Ирка сглотнула воздух, застрявший в горле, потому что она не дышала.

— Может, подождать главного?

Парень поправил хохолок надо лбом, обиделся:

— Я сам вижу. А он мне доверяет.

— Нет, правда, вам кажется, что я справлюсь?

— Хотите, чтобы я вас больше поругал? Еще успею. Я пошлю бумагу.

«Вот и все», — повторила про себя Ирка, выходя на улицу. Она и шла иначе, высматривая поблизости будку телефона-автомата. Надо позвонить маме. Позвонить отцу на работу… Здесь, на горе, дул ветер, папка качалась и сильно била по ногам, зябли руки, особенно пальцы.

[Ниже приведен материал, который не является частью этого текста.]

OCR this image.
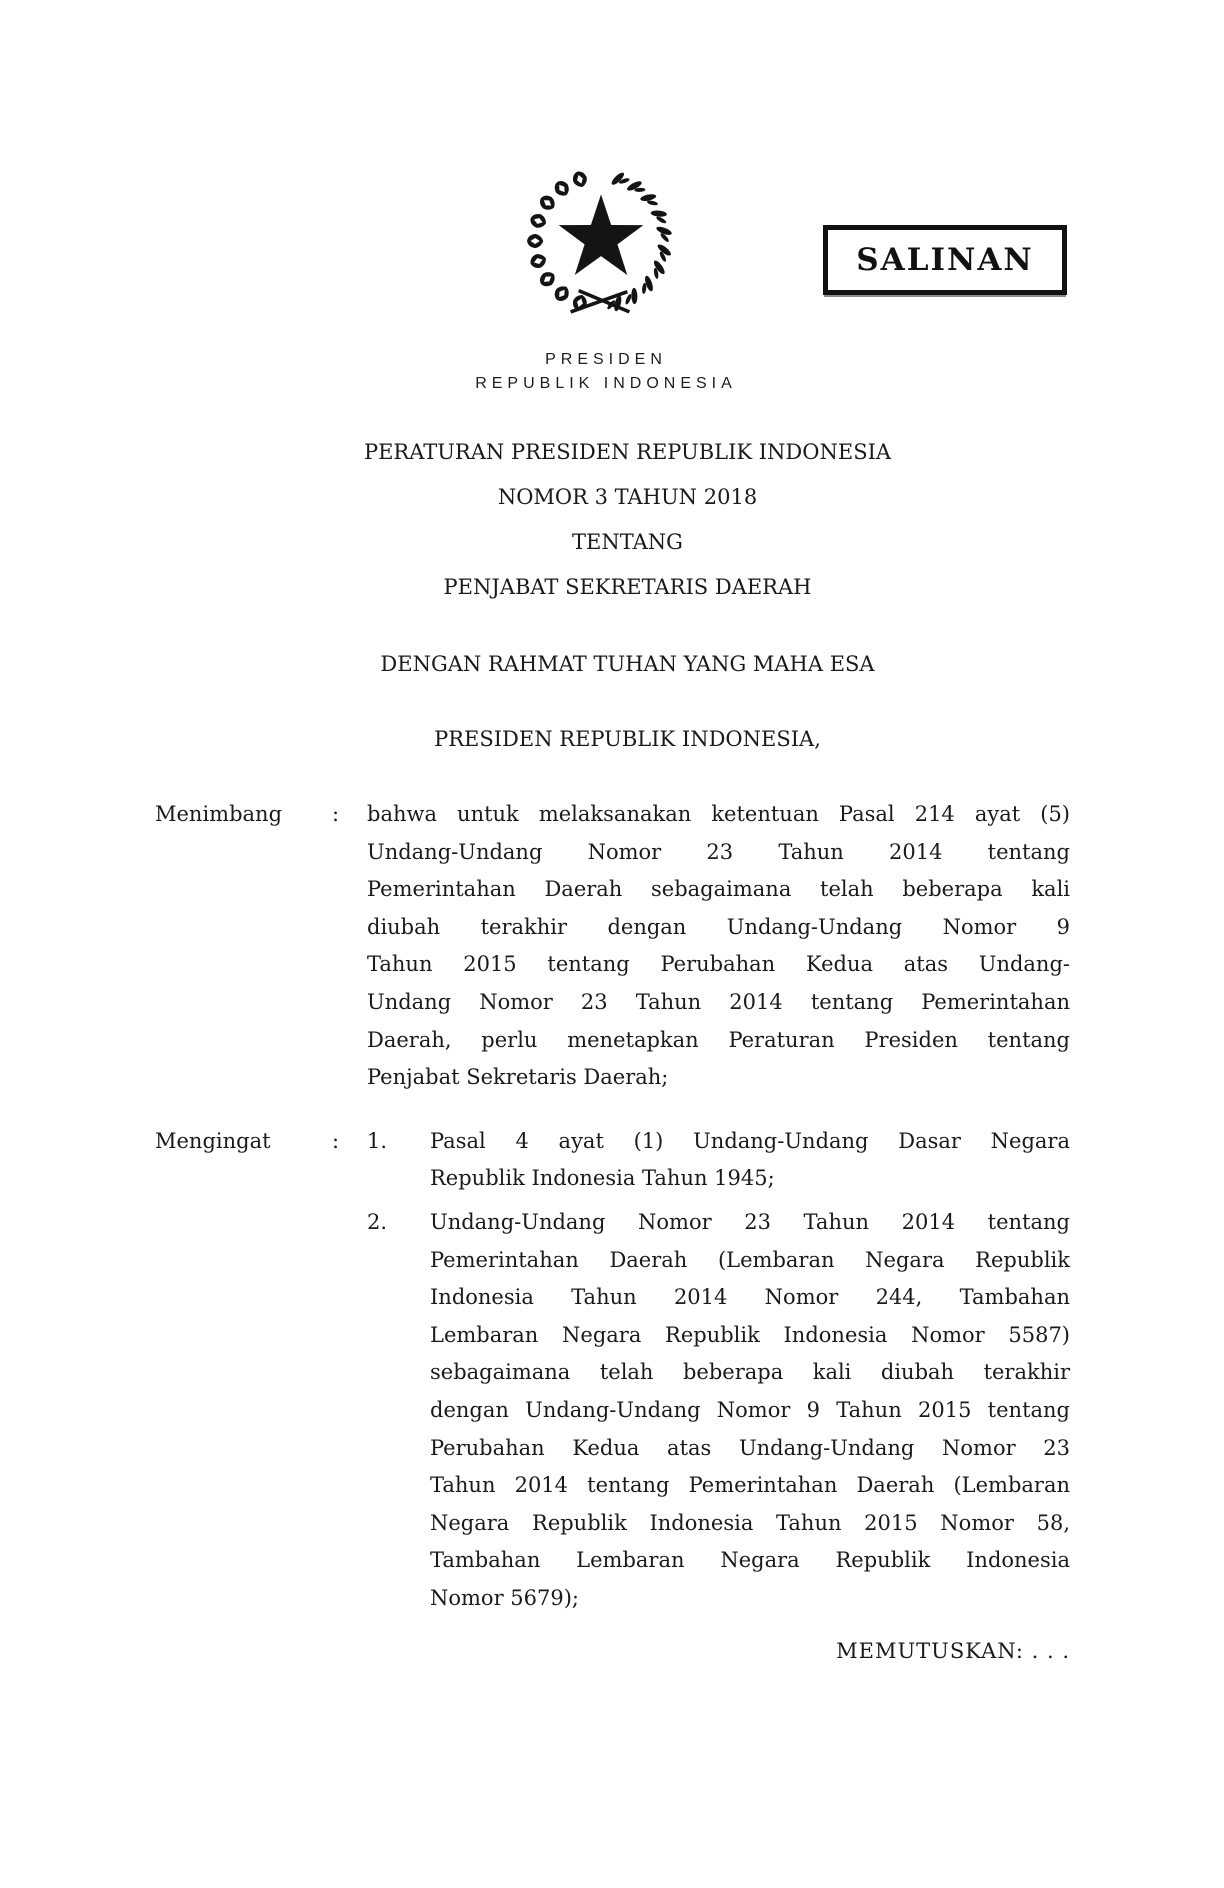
SALINAN
PRESIDEN
REPUBLIK INDONESIA
PERATURAN PRESIDEN REPUBLIK INDONESIA
NOMOR 3 TAHUN 2018
TENTANG
PENJABAT SEKRETARIS DAERAH
DENGAN RAHMAT TUHAN YANG MAHA ESA
PRESIDEN REPUBLIK INDONESIA,
Menimbang	:	bahwa untuk melaksanakan ketentuan Pasal 214 ayat (5)
Undang-Undang Nomor 23 Tahun 2014 tentang
Pemerintahan Daerah sebagaimana telah beberapa kali
diubah terakhir dengan Undang-Undang Nomor 9
Tahun 2015 tentang Perubahan Kedua atas Undang-
Undang Nomor 23 Tahun 2014 tentang Pemerintahan
Daerah, perlu menetapkan Peraturan Presiden tentang
Penjabat Sekretaris Daerah;
Mengingat	:	1.	Pasal 4 ayat (1) Undang-Undang Dasar Negara
Republik Indonesia Tahun 1945;
2.	Undang-Undang Nomor 23 Tahun 2014 tentang
Pemerintahan Daerah (Lembaran Negara Republik
Indonesia Tahun 2014 Nomor 244, Tambahan
Lembaran Negara Republik Indonesia Nomor 5587)
sebagaimana telah beberapa kali diubah terakhir
dengan Undang-Undang Nomor 9 Tahun 2015 tentang
Perubahan Kedua atas Undang-Undang Nomor 23
Tahun 2014 tentang Pemerintahan Daerah (Lembaran
Negara Republik Indonesia Tahun 2015 Nomor 58,
Tambahan Lembaran Negara Republik Indonesia
Nomor 5679);
MEMUTUSKAN: . . .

Сунув руку в варежку, Ирка наткнулась на бумажку, остановилась, оглянулась. У ворот студии стояло много машин, но красного «Москвича» не было. Ирке вспомнилось, как он смешно и смело вилял задом, сдавая на перекрестке, никто не знал, зачем и куда, пока он не остановился около нее. Судьба! Не хочешь, а поверишь… Она не поехала бы сюда. Это был не каприз, а что-то другое…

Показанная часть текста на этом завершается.